桜も散り、梅雨に入った頃、おみつが、女の子達を連れて来た。
あたしは、お風呂に行っていて、おみつに会うことが、出来なかった。
おせんは、二人を自分の部屋に、連れて入った。
「まず、お前達の名前から聞こうか。
じゃあ、お前から。」
おせんが、指を指したのは、自分から見て、右側の子だった。
「こゆき…。」
こゆきは、二重のたれ目で、綺麗な顔立ちだった。
「こゆきか…。
お前は?」
「おきく…。」
おきくは、一重のくり目で、幼く見えた。
「おきくか…。
こゆきとおきくか…。
名前を決めるより、ここのことを、話そうかねぇ。」
おせんは、見世の事、名前の事、禿の事、名前の事、若い衆の事、楼主の事、太夫の事、新造の事…。
吉原と見世の事を、全て、話した。
「じゃあ、名前を決めようかねぇ。
こゆきは、いずみ。
おきくは、いろは。
ちゃんと、覚えるんだよ?!!」
二人は、返事をした。
そして、二人を残し、あたしの部屋に来た。
「かがり。
居るかい?」
「居ます。」
「わたしの部屋まで、来てくれるかい?」
「はい。
分かりました。」
あたしは、おせんの部屋に行った。
「失礼します。
かがりです。
お呼びでしょうか?」
「かがり、入りな。」
「はい。」
あたしは、部屋の中に入った。
「かがり、今日入った子達だよ。
いずみといろはだ。」
「お初にお目にかかります。
近江屋で、引っ込み禿をさせて頂いております、かがりと申します。
以後お見知りおきをお願いします。」
あたしは、三つ指ついて、挨拶した。
二人は、驚いていた。
「これが、引っ込み禿だよ。
お前達は、ただの禿だ。
後で、禿に挨拶するよ。
まず、ここで、一番偉い、太夫に会わせてやる。
ちゃんと、挨拶するんだよ?
かがりは、部屋に戻りな。」
あたしは、返事をして、部屋に戻った。
「(そいえば、歳聞いてない…。)
(朝ご飯の時でいいか。)」
あたしは、部屋に戻り、外を見ていた。
その頃、二人は、ゆきのや、水連、ひさのに挨拶し、次に、みつば、つつじ、みずは、かずは、ゆいなに挨拶した。

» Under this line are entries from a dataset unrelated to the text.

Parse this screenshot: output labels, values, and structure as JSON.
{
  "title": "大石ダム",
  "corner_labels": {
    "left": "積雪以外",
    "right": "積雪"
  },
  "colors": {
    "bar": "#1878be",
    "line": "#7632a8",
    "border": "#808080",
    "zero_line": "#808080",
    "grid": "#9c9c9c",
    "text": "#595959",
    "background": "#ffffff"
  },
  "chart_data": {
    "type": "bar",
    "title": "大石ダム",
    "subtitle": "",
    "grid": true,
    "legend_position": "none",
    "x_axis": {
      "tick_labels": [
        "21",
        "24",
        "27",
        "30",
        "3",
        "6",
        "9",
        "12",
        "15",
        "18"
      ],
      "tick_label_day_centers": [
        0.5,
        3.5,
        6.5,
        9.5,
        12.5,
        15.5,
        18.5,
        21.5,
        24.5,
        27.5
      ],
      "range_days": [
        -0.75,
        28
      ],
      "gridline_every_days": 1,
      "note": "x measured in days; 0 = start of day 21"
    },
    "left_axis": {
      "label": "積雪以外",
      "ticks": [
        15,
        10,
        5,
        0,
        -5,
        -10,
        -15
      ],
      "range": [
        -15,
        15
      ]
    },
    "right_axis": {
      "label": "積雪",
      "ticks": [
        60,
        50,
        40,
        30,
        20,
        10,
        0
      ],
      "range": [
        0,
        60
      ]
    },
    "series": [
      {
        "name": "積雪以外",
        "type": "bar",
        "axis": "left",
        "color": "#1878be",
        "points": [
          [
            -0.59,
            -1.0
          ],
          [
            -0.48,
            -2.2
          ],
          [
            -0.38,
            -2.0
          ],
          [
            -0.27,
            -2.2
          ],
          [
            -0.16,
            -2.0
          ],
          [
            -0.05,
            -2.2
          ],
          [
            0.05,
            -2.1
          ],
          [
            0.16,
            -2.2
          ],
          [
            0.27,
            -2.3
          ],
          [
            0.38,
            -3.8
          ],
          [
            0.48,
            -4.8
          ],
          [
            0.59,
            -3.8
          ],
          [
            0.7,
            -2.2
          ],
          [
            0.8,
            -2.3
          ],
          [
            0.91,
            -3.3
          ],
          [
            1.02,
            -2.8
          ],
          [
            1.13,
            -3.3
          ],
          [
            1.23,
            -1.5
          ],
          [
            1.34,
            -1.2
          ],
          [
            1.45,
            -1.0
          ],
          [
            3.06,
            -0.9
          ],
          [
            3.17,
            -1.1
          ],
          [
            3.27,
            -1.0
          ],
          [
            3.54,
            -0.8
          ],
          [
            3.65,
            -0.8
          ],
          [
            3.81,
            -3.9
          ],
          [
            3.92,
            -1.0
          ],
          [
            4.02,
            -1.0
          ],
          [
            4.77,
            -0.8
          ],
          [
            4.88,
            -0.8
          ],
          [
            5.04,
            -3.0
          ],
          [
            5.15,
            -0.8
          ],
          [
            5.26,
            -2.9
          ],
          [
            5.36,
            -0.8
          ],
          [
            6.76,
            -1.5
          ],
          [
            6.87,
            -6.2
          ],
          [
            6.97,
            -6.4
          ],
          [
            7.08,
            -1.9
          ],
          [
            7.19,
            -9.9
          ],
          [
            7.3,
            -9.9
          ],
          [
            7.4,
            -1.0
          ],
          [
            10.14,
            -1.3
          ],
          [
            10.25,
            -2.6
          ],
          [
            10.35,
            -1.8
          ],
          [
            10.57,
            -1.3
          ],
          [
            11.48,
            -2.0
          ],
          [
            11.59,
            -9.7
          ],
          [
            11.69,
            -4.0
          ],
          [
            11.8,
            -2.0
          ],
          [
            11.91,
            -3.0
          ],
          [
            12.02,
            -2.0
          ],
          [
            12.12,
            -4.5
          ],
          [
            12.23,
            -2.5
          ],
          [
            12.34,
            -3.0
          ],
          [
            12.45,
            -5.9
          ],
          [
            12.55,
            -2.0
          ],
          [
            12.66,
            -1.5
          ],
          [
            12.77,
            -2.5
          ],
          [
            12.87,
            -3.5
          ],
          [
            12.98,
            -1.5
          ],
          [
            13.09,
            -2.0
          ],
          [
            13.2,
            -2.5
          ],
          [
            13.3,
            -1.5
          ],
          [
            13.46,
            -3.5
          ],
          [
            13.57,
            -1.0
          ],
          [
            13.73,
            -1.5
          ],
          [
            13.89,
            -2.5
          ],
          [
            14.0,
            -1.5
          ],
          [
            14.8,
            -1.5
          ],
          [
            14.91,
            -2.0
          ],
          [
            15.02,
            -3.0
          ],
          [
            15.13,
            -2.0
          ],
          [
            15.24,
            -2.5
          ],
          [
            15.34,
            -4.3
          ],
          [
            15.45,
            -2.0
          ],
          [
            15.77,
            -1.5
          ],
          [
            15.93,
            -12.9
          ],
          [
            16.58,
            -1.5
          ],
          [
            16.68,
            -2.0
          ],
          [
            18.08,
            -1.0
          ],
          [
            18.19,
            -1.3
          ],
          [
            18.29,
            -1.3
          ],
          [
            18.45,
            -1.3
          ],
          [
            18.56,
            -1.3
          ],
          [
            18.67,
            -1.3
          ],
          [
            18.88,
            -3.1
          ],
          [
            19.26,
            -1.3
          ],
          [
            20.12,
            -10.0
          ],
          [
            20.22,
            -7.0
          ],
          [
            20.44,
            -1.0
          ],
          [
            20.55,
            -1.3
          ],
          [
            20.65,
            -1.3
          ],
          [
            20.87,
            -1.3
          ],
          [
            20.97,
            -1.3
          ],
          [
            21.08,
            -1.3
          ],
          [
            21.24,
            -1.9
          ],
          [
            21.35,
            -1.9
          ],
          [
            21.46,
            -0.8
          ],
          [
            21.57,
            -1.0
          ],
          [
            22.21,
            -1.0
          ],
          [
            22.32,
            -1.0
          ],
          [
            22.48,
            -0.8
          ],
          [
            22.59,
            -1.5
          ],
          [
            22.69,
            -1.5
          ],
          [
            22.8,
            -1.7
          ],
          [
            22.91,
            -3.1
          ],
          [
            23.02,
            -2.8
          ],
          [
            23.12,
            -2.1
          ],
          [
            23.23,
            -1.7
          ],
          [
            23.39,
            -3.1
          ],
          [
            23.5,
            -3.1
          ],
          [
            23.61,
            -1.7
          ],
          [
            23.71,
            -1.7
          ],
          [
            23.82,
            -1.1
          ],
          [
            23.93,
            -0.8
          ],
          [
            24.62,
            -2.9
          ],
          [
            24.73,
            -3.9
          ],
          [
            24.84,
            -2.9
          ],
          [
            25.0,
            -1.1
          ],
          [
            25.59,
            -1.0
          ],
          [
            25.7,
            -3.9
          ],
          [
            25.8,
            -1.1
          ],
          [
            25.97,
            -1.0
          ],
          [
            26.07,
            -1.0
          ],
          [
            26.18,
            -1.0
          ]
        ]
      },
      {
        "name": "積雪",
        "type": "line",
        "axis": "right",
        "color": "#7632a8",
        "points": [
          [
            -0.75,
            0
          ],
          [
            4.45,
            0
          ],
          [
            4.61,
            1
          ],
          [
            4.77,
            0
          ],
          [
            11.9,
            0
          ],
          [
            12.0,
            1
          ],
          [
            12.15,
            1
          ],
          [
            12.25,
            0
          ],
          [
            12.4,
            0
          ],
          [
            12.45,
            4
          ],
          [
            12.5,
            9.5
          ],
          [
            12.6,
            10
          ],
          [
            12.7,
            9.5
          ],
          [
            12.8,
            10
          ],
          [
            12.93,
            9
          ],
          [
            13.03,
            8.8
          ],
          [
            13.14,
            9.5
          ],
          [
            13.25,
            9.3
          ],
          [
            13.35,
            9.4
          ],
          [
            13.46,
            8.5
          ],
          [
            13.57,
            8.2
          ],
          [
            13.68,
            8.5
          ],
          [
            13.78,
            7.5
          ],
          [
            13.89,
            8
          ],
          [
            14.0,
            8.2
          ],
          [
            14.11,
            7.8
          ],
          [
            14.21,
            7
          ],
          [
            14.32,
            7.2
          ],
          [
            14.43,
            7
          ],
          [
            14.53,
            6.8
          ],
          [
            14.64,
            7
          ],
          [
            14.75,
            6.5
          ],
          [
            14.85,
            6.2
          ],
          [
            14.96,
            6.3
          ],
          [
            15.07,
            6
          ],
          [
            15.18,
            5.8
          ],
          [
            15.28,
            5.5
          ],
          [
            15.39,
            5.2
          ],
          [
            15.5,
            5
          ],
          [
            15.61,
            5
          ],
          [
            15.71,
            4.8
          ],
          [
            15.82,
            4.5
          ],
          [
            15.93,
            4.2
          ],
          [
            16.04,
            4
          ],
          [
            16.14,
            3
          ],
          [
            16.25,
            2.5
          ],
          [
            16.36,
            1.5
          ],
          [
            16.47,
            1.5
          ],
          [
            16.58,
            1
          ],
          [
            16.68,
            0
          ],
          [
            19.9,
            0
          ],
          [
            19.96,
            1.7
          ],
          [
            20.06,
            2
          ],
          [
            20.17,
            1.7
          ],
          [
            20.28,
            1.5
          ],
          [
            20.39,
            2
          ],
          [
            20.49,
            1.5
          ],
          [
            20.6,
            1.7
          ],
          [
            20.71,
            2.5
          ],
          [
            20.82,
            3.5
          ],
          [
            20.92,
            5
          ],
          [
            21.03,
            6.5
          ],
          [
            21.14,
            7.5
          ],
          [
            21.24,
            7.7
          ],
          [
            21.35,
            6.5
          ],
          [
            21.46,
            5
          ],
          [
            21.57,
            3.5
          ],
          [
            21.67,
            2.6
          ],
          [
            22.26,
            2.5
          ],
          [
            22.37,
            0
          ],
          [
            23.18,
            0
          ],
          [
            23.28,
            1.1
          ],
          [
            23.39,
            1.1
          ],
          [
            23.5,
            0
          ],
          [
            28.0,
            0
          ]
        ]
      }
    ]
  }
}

そして、禿達に挨拶し、そのまま、禿の仕事である、朝ご飯の準備にとりかかった。
二人は、もみじに連れられて、あたしの部屋に来た。
「かがりちゃん。
朝ご飯だよー。」
「分かったぁ。
ありがとう、もみじちゃん。」
あたしは、鍵を開け、外に出ると、いずみといろはも居た。
「二人も来てくれたんだ。
ありがとう。」
あたしは、外から鍵をかけた。
それを見て、いずみが聞いてきた。
「引っ込み禿は、自分の部屋もらえて、鍵も付けてもらえるの?」
「あたしは、事情があって、特別なの。
普通は、鍵ないから。」
そう言って、食堂に行った。
「そう言えば、いずみちゃんは、何歳?」
「あたしは、六歳。
いろはちゃんは?」
「わたしも、六歳。」
あたしは、自分より、年下が入ったのが、嬉しかった。